A loaded ore car has a mass of 950 kg and rolls on rails with negligible friction. It starts from rest and is pulled up a mine shaft by a cable connected to a winch. The shaft is inclined at 30 degrees above the horiz. The car accelerates uniformly to a speed of 2.2 m/s in 12.0 s and then continues at a constant speed. What max power must hte winch provide?

Homework Equations

P=W/(delta)t W=(delta)E

The Attempt at a Solution

So I found the displacement using kinematics to determine the DISTANCE up the ramp that the cart goes while accelerating. this was 13.176m . Then I found the change in height by trig (6.588 m) And finally , I found the change in energy and divided by time of acceleration. My final answer was 5307 W . But the answer is supposed to be twice this value.

Where did we go wrong?

 

[Delphi51]

The trouble is the power increases as the speed increases (P = F*v). In fact, the power is zero initially because the velocity is zero. The power at the end of the 12 seconds would likely be twice the average power you found.

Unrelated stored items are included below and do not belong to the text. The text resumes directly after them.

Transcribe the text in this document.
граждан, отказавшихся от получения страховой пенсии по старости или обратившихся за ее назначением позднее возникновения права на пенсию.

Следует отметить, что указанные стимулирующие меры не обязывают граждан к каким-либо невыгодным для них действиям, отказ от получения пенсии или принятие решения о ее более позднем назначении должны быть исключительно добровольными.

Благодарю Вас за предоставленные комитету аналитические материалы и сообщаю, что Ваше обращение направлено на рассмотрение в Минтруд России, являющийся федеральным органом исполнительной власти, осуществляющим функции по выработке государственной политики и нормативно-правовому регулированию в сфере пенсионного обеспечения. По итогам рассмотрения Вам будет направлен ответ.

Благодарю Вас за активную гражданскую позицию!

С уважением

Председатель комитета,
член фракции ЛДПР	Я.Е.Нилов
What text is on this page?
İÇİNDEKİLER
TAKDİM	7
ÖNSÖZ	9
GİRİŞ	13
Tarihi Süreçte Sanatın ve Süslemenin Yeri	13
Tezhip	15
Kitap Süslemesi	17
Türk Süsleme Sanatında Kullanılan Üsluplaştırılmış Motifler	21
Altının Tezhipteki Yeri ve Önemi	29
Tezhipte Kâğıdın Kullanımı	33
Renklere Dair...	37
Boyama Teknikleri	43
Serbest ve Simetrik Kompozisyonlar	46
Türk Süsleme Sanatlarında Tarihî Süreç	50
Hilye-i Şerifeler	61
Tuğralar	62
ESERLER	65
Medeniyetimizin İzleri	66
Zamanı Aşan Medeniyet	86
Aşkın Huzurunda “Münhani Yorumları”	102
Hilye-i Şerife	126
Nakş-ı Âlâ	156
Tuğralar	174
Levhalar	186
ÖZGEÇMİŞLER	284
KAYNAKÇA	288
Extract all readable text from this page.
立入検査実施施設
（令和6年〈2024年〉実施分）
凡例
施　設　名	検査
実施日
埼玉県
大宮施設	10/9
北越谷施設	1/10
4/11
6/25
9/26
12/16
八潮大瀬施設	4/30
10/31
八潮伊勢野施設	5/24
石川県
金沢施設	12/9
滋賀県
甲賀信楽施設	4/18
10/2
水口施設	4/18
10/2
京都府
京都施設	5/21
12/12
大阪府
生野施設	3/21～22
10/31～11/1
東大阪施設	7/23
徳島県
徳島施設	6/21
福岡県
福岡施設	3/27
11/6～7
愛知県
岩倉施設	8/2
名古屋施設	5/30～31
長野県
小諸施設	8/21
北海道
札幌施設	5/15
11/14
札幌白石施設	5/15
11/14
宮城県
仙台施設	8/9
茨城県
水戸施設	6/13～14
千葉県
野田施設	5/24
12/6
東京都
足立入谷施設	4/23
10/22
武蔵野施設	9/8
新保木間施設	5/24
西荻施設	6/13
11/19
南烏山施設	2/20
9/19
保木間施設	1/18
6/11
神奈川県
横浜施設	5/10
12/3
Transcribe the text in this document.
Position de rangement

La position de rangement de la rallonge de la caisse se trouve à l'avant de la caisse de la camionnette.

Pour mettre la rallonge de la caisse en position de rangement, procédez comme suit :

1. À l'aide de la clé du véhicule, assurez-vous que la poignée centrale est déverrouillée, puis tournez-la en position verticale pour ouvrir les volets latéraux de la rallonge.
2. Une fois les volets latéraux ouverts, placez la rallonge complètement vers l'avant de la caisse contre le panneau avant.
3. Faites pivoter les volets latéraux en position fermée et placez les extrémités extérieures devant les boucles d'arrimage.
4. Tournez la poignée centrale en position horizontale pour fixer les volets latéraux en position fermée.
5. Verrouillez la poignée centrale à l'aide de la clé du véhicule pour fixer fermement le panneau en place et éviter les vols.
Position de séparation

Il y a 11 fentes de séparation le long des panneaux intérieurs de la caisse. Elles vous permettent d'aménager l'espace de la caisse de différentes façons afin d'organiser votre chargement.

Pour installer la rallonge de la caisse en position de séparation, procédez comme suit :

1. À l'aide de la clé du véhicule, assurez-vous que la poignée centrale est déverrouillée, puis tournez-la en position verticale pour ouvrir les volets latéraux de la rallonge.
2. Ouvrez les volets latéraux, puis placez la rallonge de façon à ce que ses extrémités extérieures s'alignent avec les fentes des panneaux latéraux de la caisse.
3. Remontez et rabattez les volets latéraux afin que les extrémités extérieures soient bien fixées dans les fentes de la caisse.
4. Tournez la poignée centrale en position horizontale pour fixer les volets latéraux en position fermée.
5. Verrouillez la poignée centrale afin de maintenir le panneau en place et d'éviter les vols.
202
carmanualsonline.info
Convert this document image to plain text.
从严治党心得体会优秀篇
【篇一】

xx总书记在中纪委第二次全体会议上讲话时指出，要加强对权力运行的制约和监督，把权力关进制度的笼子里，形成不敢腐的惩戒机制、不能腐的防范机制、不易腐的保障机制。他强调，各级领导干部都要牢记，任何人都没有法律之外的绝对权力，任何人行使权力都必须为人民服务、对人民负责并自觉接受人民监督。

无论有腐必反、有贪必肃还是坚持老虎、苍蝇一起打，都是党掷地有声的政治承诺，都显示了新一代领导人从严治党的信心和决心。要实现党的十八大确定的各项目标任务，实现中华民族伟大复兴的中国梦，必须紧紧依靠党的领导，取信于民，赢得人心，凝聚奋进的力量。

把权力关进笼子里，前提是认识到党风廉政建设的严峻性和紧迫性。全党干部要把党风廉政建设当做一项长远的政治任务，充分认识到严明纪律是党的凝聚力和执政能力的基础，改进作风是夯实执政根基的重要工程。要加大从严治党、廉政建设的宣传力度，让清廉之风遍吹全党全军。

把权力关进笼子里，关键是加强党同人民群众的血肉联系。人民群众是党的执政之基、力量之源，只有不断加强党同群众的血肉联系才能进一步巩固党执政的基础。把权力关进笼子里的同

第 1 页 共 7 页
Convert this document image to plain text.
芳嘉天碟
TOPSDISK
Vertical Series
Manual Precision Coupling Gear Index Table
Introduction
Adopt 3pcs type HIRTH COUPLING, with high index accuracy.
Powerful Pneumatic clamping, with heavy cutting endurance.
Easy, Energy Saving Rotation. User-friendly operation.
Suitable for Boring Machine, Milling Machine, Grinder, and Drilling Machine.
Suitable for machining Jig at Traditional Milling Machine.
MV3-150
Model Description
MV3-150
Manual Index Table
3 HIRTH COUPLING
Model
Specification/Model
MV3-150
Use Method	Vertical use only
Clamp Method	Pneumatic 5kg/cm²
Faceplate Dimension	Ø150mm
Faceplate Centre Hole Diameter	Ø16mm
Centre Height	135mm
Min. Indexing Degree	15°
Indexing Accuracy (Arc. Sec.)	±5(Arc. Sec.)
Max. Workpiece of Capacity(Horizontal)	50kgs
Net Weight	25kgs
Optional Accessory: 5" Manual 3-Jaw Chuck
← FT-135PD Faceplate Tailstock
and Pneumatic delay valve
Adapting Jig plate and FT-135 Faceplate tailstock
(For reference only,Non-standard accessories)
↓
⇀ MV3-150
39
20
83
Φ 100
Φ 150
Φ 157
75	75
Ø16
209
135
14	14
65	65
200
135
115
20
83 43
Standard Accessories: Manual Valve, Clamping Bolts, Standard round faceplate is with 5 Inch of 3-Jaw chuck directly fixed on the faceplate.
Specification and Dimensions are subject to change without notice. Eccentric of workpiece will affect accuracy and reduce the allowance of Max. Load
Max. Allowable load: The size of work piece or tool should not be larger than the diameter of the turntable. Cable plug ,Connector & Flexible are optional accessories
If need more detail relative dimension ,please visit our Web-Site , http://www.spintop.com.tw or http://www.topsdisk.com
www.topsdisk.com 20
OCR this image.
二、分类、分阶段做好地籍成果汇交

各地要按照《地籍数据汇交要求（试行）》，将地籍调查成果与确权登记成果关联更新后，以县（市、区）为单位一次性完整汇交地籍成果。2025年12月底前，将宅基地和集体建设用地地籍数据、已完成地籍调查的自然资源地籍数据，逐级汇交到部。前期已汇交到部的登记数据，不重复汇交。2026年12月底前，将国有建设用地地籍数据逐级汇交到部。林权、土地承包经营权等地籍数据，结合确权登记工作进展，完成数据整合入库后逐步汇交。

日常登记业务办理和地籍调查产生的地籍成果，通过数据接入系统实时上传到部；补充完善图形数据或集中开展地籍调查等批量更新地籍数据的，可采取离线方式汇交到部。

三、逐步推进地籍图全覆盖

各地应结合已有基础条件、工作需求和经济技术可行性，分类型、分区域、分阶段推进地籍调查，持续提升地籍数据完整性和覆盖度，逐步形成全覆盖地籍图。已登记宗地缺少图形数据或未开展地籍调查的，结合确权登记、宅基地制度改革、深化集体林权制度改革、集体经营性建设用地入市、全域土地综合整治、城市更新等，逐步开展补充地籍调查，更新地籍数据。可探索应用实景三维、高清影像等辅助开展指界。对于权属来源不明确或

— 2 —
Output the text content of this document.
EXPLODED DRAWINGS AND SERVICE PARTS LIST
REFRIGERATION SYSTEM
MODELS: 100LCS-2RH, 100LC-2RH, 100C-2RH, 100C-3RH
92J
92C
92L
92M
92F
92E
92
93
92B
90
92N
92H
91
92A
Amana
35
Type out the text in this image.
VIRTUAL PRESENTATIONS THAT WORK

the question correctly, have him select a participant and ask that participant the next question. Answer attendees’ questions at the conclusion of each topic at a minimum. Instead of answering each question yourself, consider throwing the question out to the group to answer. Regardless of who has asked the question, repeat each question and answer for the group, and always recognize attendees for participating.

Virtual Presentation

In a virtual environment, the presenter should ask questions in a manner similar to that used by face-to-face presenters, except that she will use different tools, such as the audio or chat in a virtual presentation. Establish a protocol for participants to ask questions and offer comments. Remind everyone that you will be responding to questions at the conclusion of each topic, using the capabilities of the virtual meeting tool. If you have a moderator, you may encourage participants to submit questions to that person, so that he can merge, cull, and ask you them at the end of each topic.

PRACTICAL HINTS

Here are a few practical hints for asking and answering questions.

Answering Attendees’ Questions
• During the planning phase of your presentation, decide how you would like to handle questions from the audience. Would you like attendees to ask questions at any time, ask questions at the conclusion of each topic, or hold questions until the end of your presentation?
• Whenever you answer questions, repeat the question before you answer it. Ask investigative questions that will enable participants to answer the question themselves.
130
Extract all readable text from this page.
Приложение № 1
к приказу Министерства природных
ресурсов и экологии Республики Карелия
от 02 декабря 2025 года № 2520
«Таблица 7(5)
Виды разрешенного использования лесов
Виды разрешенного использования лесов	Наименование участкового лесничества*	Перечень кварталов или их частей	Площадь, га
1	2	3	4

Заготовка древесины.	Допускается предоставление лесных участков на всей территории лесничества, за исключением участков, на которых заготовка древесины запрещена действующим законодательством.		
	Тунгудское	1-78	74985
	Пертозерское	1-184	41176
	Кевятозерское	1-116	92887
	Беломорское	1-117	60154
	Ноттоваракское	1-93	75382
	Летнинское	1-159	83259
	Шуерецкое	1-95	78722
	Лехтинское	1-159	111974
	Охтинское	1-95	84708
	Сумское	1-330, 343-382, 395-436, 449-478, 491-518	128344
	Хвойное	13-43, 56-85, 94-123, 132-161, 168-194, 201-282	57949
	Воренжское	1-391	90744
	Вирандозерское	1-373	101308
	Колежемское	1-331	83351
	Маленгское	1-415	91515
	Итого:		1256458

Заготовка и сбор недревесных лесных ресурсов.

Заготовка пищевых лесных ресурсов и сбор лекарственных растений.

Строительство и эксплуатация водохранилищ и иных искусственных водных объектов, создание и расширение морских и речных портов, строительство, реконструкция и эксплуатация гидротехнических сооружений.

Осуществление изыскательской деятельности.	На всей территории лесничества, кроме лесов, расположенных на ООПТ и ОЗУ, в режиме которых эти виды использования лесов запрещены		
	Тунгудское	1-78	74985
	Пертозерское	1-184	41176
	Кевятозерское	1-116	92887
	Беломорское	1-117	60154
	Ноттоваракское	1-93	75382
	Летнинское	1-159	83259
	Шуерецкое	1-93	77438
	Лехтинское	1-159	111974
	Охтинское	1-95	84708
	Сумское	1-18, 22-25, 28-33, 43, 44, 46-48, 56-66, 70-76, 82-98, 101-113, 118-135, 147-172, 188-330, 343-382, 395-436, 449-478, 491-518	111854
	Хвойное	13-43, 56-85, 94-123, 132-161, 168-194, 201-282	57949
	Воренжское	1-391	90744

I used a different method (Power = F*v) and got 10624 W.

 

[rl.bhat]

Find acceleration due to gravity down the inclined plane. If you want to move the car up the shaft, first you have to overcome this retardation. Then accelerate the car to reach final velocity in 12 s. Maximum power = Net force*maximum velocity.

 

[mike_302]

OHhhhhhh okay. We didn't cover that in our lectures so I have a feeling this question was just out there... to make us think. It's good though.

So let me get this straight: Power=Work/Time (constant power) Power=F*v (changing power)

 

[Delphi51]

You can understand it this way:
P = Work/time = F*d/t
Since v = d/t, this is P = F*v
(Strictly speaking the d and t should be infinitesimally small to be correct when velocity is not constant.)

For the force, rl.bhat's suggestion is to write
sum of forces = ma
for the car. Both the forces and the acceleration are along the ramp so take only the component of mg that is along the ramp and ignore the component into the ramp.

 

[mike_302]

Sorry... I think I need that explained a little differently. Which scenario is it better to use which of those equations for? I mean, I understand the derivation of those equations, but why use F*v rather than W/t in any given situation?

 

[rootX]

Assume that you stop halfway. Find power spent in going from bottom to the middle point and then from the middle point to the top. Further find how power formula W/t was determined paying special attention to the assumptions made. To be honest, I should be looking at the derivation too. I never really cared much about the assumptions during high school/first year physics course or encountered this particular problem. Thanks for bring up this problem.

In this problem, rl.bhat has provided good explanation. Looking at the question again it only asks for instantaneous maximum power not average power over the whole trip.

 

[Delphi51]

Yes, it is better to use F*v than W/t because you need the instantaneous value at the end of the acceleration phase, not an average over a time.

 

[mike_302]

Okayyyy. So either one of those equations works just as well for non accelerating systems, but the one with speed will find my maximum work given a specific speed. I understand. Thanks guys! That actually helped a tonne!